Simply put, I don't see anything here precluding $x_0$ from being on the boundary of $S_0$. And if that's the case then $N_0 \not\subset S_0$. Here's a picture of what's in my brain:
I'm sure that it's somehow implied $x_0$ can't be on the boundary but I'm not seeing it for some reason. Can someone please expand on the proof? Thank you.
Note: this is from Kreyszig's Introductory Functional Analysis with Applications.
The key part you are missing here is in the line
Since $T$ is continuous, $x_0$ has a $\delta$-neighborhood $N_0$ which is mapped into $\pmb N$.

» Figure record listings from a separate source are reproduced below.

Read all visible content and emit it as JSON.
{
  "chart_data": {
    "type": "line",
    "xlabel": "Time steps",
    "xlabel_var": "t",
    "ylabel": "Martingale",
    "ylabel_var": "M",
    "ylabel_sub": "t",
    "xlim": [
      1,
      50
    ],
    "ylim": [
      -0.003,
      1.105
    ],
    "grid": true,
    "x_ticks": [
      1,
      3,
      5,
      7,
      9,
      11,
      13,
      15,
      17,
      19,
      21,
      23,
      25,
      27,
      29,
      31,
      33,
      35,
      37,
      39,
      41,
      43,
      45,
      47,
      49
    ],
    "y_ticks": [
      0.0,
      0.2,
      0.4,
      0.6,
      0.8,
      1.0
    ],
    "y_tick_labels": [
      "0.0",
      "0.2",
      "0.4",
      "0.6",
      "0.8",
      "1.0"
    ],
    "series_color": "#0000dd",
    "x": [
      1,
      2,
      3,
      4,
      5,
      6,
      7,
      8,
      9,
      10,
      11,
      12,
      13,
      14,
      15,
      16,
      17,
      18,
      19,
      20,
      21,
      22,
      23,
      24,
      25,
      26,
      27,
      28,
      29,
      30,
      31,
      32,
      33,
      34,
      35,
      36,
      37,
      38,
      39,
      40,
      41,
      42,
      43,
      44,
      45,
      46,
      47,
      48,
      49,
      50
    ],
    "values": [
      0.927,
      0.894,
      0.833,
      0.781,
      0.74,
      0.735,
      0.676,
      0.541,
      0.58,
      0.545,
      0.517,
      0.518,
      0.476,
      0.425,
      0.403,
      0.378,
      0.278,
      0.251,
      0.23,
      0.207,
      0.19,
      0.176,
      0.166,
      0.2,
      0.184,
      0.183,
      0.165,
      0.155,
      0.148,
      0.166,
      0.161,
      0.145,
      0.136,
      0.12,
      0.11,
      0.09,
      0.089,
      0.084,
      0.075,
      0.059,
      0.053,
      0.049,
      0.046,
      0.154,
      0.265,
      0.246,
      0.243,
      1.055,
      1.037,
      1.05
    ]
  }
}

Since $N$ is a subset of $S$, any subset of $\pmb X$ that is mapped into $\pmb N$ is a subset of $\pmb {S_0}$, since $S_0 = f^{-1}(S)$ is by definition the collection of points that get mapped into $S$. This is what forces the $\delta$-neighborhood to "not be on the boundary," since it must be wholly contained in $S_0$, by the definition of inverse image.
The $x_0$ drawn by you in the question is NOT an interior point (but a limit point). If you recall the definition of an open set (from a metric space perspective), it needs all points of the set to be interior points.

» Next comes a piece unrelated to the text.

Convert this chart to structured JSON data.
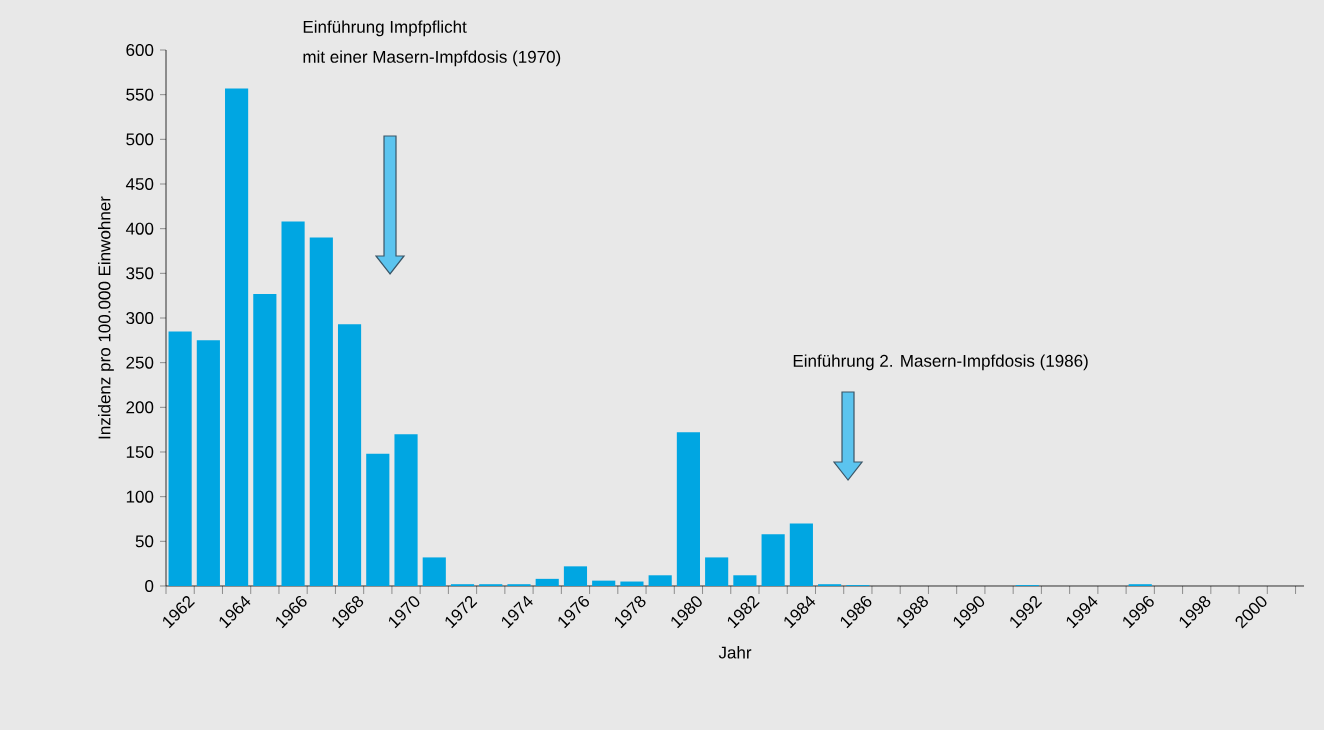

One additional note: this theorem helps to generalize the definition of continuous mapping from metric spaces into more generic topological spaces, where you no longer have concept of distance yet still have open sets.
UPDATE: so the question is actually about the other direction of the theorem.

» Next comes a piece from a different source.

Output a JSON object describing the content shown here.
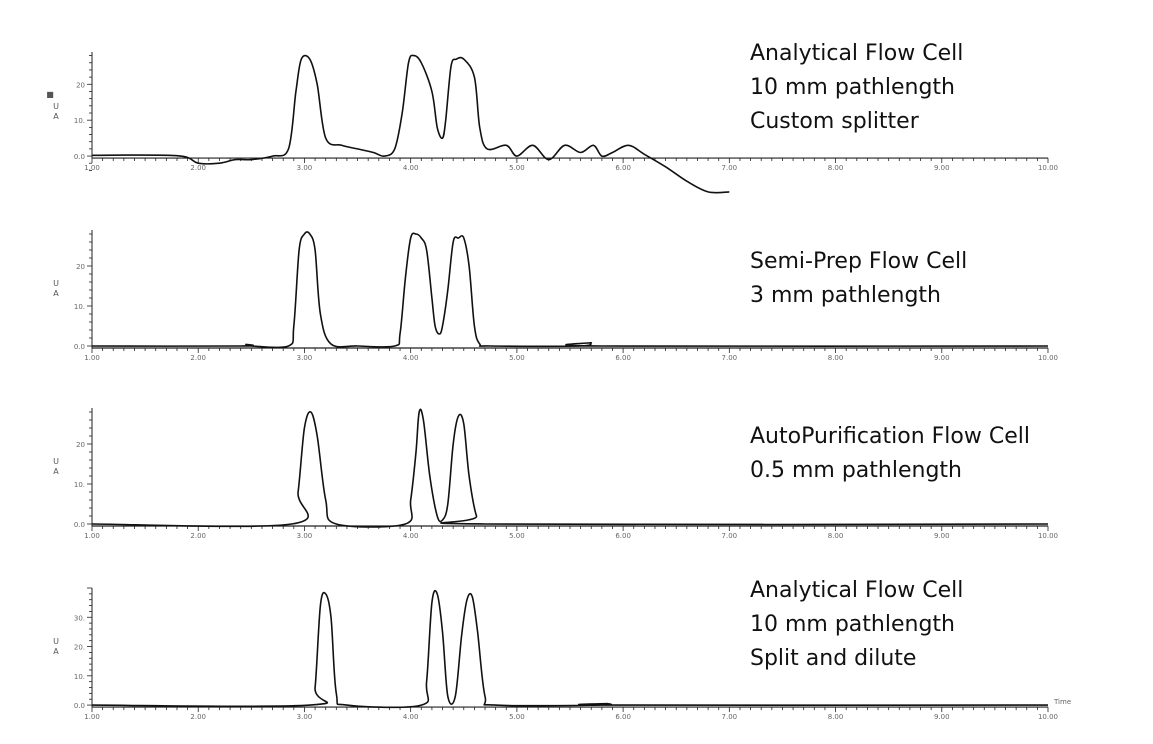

Now let's pick any point in $X$, calling it $x_0$, $f(x_0) \in Y$. Let's say $f$ is continuous at point $x_0$, then $\forall \epsilon >0$, there exists $\delta_{\epsilon} > 0$, s.t. $\forall x \in A=\{x: |x - x_0| < \delta_{\epsilon} \}$, we have $B = f(A) \subset \{y: |y-y_0| < \epsilon\} \subset Y$.
Now you concern is: Why the point cannot be like what you drew (let's call it $x'$)?. Well, then for that $x'$ you drew, we cannot find a $\delta >0$ such that the above condition for continuity satisfies, and thus, $f$ is NOT continuous at the point $x'$ that you drew.
I found this answer to be satisfying. The key part for me was that for any $x$ in the open $\delta$-ball around $x_0$ we have $Tx$ in the open $\epsilon$-ball around $Tx_0$, thus guaranteeing that all such $\delta$-balls are mapped into $S \subset Y$. Therefore every $x$ in such a $\delta$-ball must be in the inverse image of $S$. Furthermore, each of these $x$ are in an open set because each $\delta$-ball is open. Since $Tx_0$ was arbitrary, the result follows.